In jmtb02 tradition, Exit Path is filled with achievements, the reward for each one being a new piece of "flair" that you can use to customize your character, make it a bit more personal (but don't worry, 15 pieces are not required for proper performance). And that personality is going to be important once you get into multiplayer mode, where you'll be playing under an automatically assigned guest name, unless you already have an Armor Games account, which will be used instead. Multiplayer takes you directly to a lobby until the next game starts, and then it's a frantic race to the finish against four other contestants. Winner gets pride, glory, and experience points, and the loser shall live forever in shame. Or just try again. Depends on your determination level.
Analysis: Okay, let's go ahead and get the obvious Portal comparisons out of the way. Yes, there's the obligatory all-powerful controlling force with empty promises of freedom, but that's hardly a new theme. At least this game had the courtesy not to offer us cake. Instead, he offers us screen after screen of spikes, lasers, and eye-popping acrobatics. John has proven himself more than capable of making a wide variety of games, but some of his best work seems to lie in creating fast-paced, action-packed games, and he certainly hasn't missed the mark with this one. The need to move quickly is integrated directly into gameplay, not only with the constantly ticking clock, but also the need to build up "flow" by keeping up a constant momentum. There are also hard to reach collectibles, and a few challenges that you'll have to think about before jumping into, so there are going to be some times you'll want to go a little slower, but even then, there's still an overbearing sense of urgency.

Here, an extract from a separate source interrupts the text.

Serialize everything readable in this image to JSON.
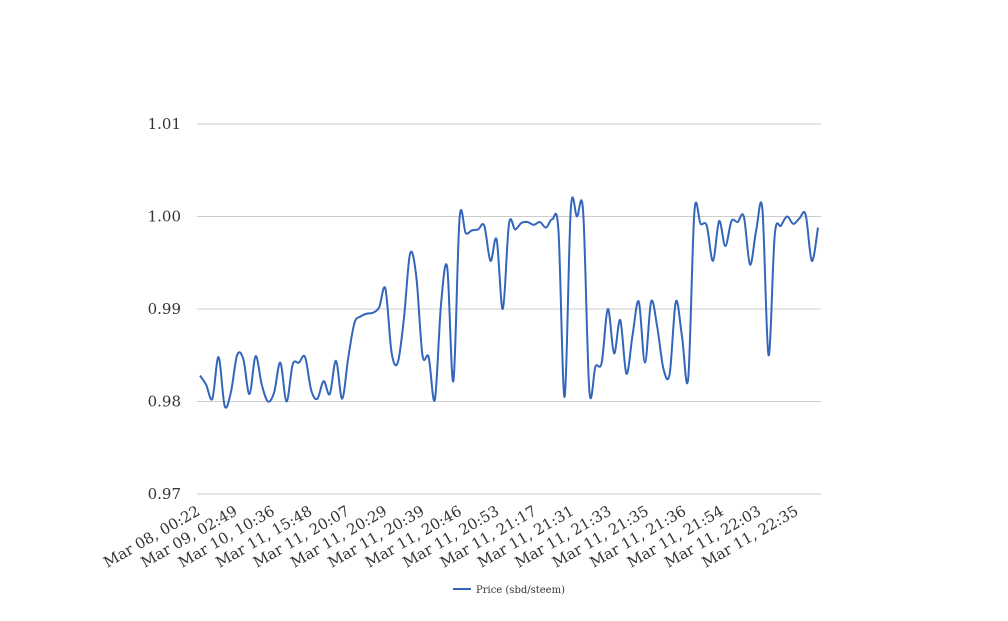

Flash games have always had a difficult time in getting multiplayer right, but Exit Path may be the best attempt we've seen. With auto-matching, auto-leveling, and a wide variety of courses to run through, the games end up being evenly balanced and well-matched, so there's maximum fun with minimal skill imbalance. Granted, you'll want to have completed single player (excuse me, UNIplayer) mode first, so you have a basic understanding of what you're doing, but by the time you've made your way through that mode, you should feel big and empowered, ready to take on any other players out there who think they've got what it takes to be the best.
The controls can be very touchy, and some of the traps you have to make your way through are going to test your patience, but those of you who are already accustomed to John's style should have a lot to love in Exit Path. And for those of you who don't, well, there's always the audit room for you!